Clubs have simply moved the goalposts. What sounded wild three years ago now passes as the going rate for a midfielder who can define a team’s structure for the next decade.

Forest know this history well. Back in 1993, they sent Roy Keane to Manchester United for a British record fee of £3.75 million, with Blackburn Rovers having bid even more in an attempt to get him. Thirty years on, the numbers have exploded, but the principle is the same: if you have something others desperately want, you set the price and wait.

Why City Are Willing to Go This High

So why are City prepared to live in this financial stratosphere again?

Because they see Anderson as a long-term pillar, not a short-term splash.

He turns 24 in November.
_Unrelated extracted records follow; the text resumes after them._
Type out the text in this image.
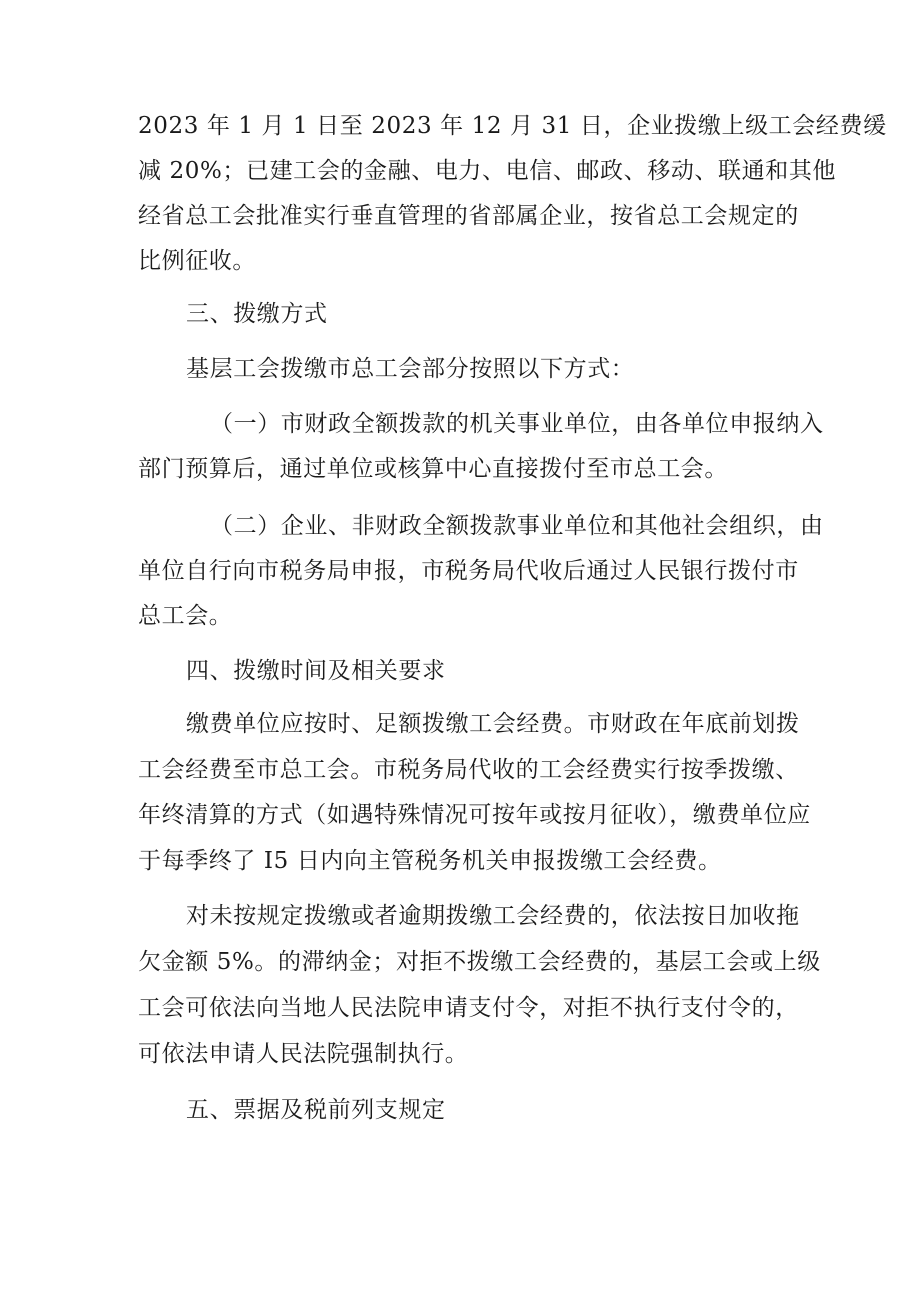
2023 年 1 月 1 日至 2023 年 12 月 31 日，企业拨缴上级工会经费缓
减 20%；已建工会的金融、电力、电信、邮政、移动、联通和其他
经省总工会批准实行垂直管理的省部属企业，按省总工会规定的
比例征收。
三、拨缴方式
基层工会拨缴市总工会部分按照以下方式：
（一）市财政全额拨款的机关事业单位，由各单位申报纳入
部门预算后，通过单位或核算中心直接拨付至市总工会。
（二）企业、非财政全额拨款事业单位和其他社会组织，由
单位自行向市税务局申报，市税务局代收后通过人民银行拨付市
总工会。
四、拨缴时间及相关要求
缴费单位应按时、足额拨缴工会经费。市财政在年底前划拨
工会经费至市总工会。市税务局代收的工会经费实行按季拨缴、
年终清算的方式（如遇特殊情况可按年或按月征收），缴费单位应
于每季终了 I5 日内向主管税务机关申报拨缴工会经费。
对未按规定拨缴或者逾期拨缴工会经费的，依法按日加收拖
欠金额 5%。的滞纳金；对拒不拨缴工会经费的，基层工会或上级
工会可依法向当地人民法院申请支付令，对拒不执行支付令的，
可依法申请人民法院强制执行。
五、票据及税前列支规定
If he hits at the Etihad in the way the club’s recruitment department believes he can, they are buying not just a player for today, but the heartbeat of their midfield well into the 2030s.

This is how City have justified big outlays throughout their modern era. David Silva, Yaya Touré, Sergio Agüero, Kevin De Bruyne, John Stones, Bernardo Silva — many of their most expensive signings stayed for nine or ten seasons, delivered titles, and made their initial fees look cheap in hindsight.

The same calculation is at work here. What feels like eye-watering money in 2026 may be standard practice by 2030. Spread over a decade, the best part of $170 million begins to resemble value, not excess, if Anderson becomes the next name on that list of long-serving cornerstones.

Of course, that is the gamble. City’s track record in the market is strong, but not flawless. Committing a Premier League-record fee to a player who has only just broken into the very top tier of midfielders carries obvious risk.

Still, the champions rarely move this aggressively without conviction. Forest know it. United know it. The rest of Europe is watching.

Now the question is simple: does anyone blink, or does Elliot Anderson become the deal that drags the entire market into a new era?